JetBrains surveyed 24,534 developers across 194 countries and found that 85% regularly use AI tools for coding, with 62% relying on at least one AI assistant. Time savings are substantial: 90% save at least one hour per week, and 20% save eight or more hours—equivalent to a full workday. But the critical finding is the measurement crisis: 66% believe current metrics don’t reflect true contributions. Two-thirds of developers are saying they’re being measured incorrectly, and both technical factors (51%) and non-technical factors (62%) matter for productivity.
LinearB analyzed over 6 million pull requests from 3,000+ organizations across 32 countries, providing real engineering data from Git and CI/CD systems rather than self-reported surveys.
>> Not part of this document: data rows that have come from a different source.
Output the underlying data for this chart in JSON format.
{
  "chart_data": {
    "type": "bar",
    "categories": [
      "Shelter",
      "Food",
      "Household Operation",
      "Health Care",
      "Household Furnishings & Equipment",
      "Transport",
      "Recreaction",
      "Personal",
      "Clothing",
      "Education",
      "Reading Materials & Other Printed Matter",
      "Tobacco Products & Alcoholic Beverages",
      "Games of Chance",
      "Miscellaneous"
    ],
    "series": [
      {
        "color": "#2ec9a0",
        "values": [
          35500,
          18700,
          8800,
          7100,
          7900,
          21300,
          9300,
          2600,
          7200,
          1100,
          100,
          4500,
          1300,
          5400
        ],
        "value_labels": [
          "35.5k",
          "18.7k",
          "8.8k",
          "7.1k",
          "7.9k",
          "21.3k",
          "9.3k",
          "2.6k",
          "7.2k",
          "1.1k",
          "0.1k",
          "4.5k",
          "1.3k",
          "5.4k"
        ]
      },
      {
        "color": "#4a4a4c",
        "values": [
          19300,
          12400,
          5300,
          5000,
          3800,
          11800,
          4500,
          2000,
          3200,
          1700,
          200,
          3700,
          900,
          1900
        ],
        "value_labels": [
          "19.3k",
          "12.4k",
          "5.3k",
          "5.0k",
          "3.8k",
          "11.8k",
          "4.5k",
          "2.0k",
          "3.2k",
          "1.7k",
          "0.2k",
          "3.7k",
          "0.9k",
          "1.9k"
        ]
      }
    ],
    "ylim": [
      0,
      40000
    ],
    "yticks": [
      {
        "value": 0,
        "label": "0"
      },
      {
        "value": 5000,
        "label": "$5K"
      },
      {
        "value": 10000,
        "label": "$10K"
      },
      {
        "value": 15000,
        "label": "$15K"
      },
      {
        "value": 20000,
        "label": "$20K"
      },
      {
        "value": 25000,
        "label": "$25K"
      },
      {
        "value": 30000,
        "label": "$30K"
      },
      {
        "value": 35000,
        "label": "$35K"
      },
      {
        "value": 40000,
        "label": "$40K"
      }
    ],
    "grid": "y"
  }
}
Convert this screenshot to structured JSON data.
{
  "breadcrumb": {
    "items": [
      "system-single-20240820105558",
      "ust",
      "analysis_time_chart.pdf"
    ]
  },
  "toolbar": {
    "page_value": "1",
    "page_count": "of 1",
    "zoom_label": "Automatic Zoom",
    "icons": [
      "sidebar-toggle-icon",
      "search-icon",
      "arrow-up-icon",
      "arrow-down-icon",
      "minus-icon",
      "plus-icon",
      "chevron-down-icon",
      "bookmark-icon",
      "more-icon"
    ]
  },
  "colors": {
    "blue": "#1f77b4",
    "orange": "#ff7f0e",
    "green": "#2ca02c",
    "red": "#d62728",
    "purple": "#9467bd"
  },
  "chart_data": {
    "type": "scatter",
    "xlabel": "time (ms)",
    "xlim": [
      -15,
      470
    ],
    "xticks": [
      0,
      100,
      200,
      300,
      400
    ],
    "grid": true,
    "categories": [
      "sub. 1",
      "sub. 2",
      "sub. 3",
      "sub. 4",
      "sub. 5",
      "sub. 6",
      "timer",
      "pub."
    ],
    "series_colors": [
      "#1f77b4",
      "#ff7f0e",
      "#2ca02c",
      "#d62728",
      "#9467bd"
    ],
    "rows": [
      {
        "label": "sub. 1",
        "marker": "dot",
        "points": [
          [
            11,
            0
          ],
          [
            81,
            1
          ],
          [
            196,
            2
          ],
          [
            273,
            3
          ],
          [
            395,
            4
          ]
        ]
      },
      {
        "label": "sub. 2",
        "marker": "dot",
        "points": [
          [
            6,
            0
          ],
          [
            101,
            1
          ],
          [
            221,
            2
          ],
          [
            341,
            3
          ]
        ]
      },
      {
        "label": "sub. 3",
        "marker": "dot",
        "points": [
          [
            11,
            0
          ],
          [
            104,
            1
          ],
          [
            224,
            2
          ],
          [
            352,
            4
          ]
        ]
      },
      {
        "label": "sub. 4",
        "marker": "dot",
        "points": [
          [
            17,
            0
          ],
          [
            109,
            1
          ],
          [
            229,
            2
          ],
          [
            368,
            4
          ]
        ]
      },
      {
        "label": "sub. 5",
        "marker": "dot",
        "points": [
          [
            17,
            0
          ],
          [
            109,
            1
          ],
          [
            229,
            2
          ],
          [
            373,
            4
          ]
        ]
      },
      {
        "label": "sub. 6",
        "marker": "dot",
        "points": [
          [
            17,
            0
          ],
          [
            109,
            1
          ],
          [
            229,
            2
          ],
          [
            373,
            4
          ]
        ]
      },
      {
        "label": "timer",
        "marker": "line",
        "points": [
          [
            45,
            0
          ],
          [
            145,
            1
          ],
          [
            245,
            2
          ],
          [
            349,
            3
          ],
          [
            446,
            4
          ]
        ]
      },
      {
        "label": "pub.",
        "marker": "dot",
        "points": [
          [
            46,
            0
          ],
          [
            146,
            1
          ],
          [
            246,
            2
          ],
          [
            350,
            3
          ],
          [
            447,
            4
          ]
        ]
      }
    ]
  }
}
The insight: “Benchmarks aren’t law—mobile teams work very differently than hardware teams or API teams.” Context matters. Your situation (startup versus enterprise, B2B versus B2C) determines which benchmarks apply.
What Developers Should Do
For individual contributors: Understand what you’re being measured on. Ask your manager what metrics they track and why. Push back on pure activity metrics like commits, lines of code, or PR count because they incentivize wrong behavior and are easily gamed. Advocate for outcome metrics: “Did my work create business value? Did users adopt my feature? Did this reduce support tickets?” Track your own satisfaction because burnout kills long-term productivity, and if you’re hitting metrics but miserable, something’s wrong.
For engineering managers: Combine DORA and SPACE or use DX Core 4. DORA alone risks prioritizing speed over quality. SPACE alone is too broad and hard to benchmark. The best approach balances delivery metrics with developer experience. Use industry benchmarks as context, not law. Collect both quantitative data (Git, CI/CD, deployment metrics) and qualitative data (surveys, one-on-ones, retrospectives). Don’t optimize one metric at the expense of others—balance speed, quality, and developer well-being. Measure outcomes, not just outputs.
The universal truth: developer productivity is not about how much code is written. It’s about how much value a team can deliver sustainably. Metrics should inform decisions, not dictate them. Measure value, not volume.